Farmers hard to please
Meanwhile, the current negotiations loom between Listhaug’s ministry and the two farmers’ lobbies (Norges Bondelag and the smaller Norsk Bonde- og Småbrukarlag), which will present their demands to the state (and Norwegian taxpayers) on Friday. They’re a tough bunch to please, mounting protests and strike action even when their own farmer-friendly party, the Center Party, ran the ministry for eight years during the last left-center government coalition. The farmers didn’t think they got enough support from the Center Party, another factor behind the party’s own severe troubles.
Bjørke of the farmers’ biggest lobby wants to boost farmers’ profitability, increase food production, preserve farmland and make farming more attractive to the next generation. He claimed the farmers aren’t totally opposed to some change “and we see ourselves that it’s necessary to reduce bureaucracy and make things simpler for farmers.” He continued, however, to threaten that major deregulation will threaten the future of agriculture in Norway and he issued an ultimatum over the weekend: “Either raise (food) prices or increase funding from the state.”
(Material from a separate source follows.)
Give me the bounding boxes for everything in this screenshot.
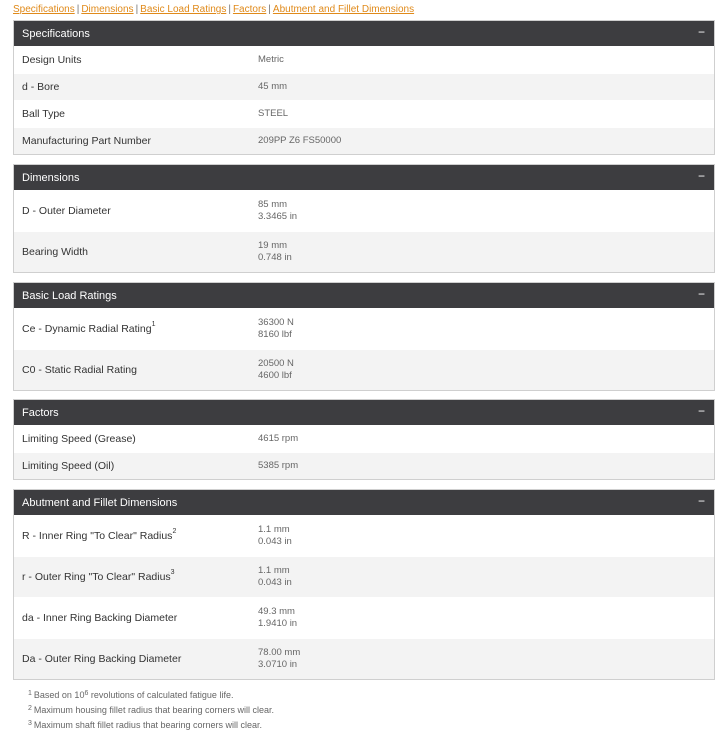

Listhaug isn’t inclined to do either, and despite the Liberal Party’s sudden reluctance to liberalize farming, she has support from many Norwegian consumers, restaurant owners, retailers and top government colleagues including Foreign Minister Børge Brende.
‘No reason to fear’
Brende acknowledged in a recent commentary in newspaper Dagens Næringsliv (DN) that Norway has “one of the world’s strongest tariff barriers for agricultural products.” Countries like Brazil, members of the EU and not least developing countries want to export more of their products to Norway, from which they import fish, industrial products and energy. Norway’s protectionism has long caused trade friction with some of its most important international partners, not least the EU. Norwegian agriculture, Brende argued, must become more competitive instead of relying on more protection. “There is no reason to fear for Norwegian agriculture’s future,” Brende wrote. “We will always produce food in Norway.”
Listhaug has claimed she’s not launching a revolution in Norwegian agriculture, rather a change in course. “We must make changes that will make Norwegian agriculture more robust,” she told newspaper Dagsavisen last month. The negotiations now getting underway will set the tone for how successful she’ll be.